Not only do you run the day-to-day operations of your pharmacy business, you’re also responsible for leading your pharmacy team.
And, running the best pharmacy around means you have to effectively manage—and empower—your pharmacy team.
Follow these tips to become a better leader at your independent community pharmacy.
Providing constructive criticism isn’t always easy. But the way you deliver feedback to your pharmacy team can make all the difference.
For example, phrases like “Can I give you some advice?” can make some people feel inferior. It triggers a threat response that makes them less likely to accept constructive criticism.
Instead, combine praise with criticism to ensure the feedback is more well-received. When employees don’t feel threatened by your feedback, they’ll be more likely to accept it and make improvements.
Not setting clear expectations can lead to chaos.

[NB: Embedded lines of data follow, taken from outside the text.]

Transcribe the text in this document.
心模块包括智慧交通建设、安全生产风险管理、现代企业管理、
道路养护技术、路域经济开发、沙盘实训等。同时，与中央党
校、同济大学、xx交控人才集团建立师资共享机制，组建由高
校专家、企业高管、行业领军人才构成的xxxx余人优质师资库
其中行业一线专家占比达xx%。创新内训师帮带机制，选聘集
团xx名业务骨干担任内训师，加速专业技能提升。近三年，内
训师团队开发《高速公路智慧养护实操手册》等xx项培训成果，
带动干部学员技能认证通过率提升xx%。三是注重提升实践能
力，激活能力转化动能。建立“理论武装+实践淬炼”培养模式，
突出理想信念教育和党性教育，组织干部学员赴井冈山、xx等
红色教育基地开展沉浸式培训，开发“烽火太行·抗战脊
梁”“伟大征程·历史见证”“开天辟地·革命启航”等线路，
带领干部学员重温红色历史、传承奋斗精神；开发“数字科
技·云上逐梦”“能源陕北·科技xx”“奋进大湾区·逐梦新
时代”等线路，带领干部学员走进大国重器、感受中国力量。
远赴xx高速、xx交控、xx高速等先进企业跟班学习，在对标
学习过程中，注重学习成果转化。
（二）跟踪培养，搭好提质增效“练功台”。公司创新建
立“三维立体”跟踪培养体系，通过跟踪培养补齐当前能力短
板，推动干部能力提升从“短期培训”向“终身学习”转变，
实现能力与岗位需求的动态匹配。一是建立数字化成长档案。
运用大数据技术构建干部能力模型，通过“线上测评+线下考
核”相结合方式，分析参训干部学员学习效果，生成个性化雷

When your employees don’t understand what they need to be doing, they’ll be less productive. And, everyone will end up stepping on each other’s toes.

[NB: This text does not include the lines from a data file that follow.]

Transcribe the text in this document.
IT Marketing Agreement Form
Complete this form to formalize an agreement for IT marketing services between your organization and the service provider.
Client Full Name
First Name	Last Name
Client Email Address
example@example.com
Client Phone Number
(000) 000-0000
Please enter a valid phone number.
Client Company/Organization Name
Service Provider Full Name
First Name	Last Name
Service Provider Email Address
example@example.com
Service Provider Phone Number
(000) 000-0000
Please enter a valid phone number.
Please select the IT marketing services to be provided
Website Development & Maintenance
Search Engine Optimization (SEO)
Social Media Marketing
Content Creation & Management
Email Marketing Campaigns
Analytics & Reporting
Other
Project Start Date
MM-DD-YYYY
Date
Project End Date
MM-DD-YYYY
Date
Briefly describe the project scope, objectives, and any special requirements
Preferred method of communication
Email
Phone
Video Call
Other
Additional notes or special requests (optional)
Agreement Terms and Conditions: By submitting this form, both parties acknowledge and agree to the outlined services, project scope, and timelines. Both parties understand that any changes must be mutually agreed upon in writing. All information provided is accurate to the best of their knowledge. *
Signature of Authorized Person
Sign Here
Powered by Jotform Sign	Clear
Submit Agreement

At a busy independent community pharmacy, that can mean disaster.
Communicate with employees what you expect from them each day and delegate tasks when necessary.
For example, if you know you’ll have an influx of patients picking up prescriptions that day, plan who will fill the prescriptions, who will cover the register, and who will be available to assist patients.
Nobody likes to be micromanaged. This type of leadership leads to frustrated employees and a stressful work environment.
While it’s important to give employees guidance and to clearly communicate job expectations, they need to have some autonomy.
Rather than constantly looking over your team members’ shoulders, trust that you hired them for the right reasons. The more capable they feel completing tasks on their own, the more productive and passionate they will be.
If employees feel like they’re a part of a team, they’ll be more likely to work hard.
Employees who feel left out or disposable won’t have any desire to do their jobs well and will bring the team down.
Foster a team environment for your employees by organizing group activities and showing each team member your appreciation for his or her hard work.
For example, cater lunch at your pharmacy once a month or invite employees to play in a recreational sports league together.
You can’t be a successful leader if you don’t treat all employees equally.
For example, if one employee shows up late to work and you reprimand him, yet another employee shows up late with no consequence, how do you think your team will perceive those actions?
If employees are treated unfairly, they’ll likely start to resent each other—and their leader—which will wreak havoc on your pharmacy’s work environment.
Communicate expectations to your employees upfront and create a universal plan for how to address situations (such as tardiness).
Practice these leadership tips at your pharmacy to better manage and empower your employees.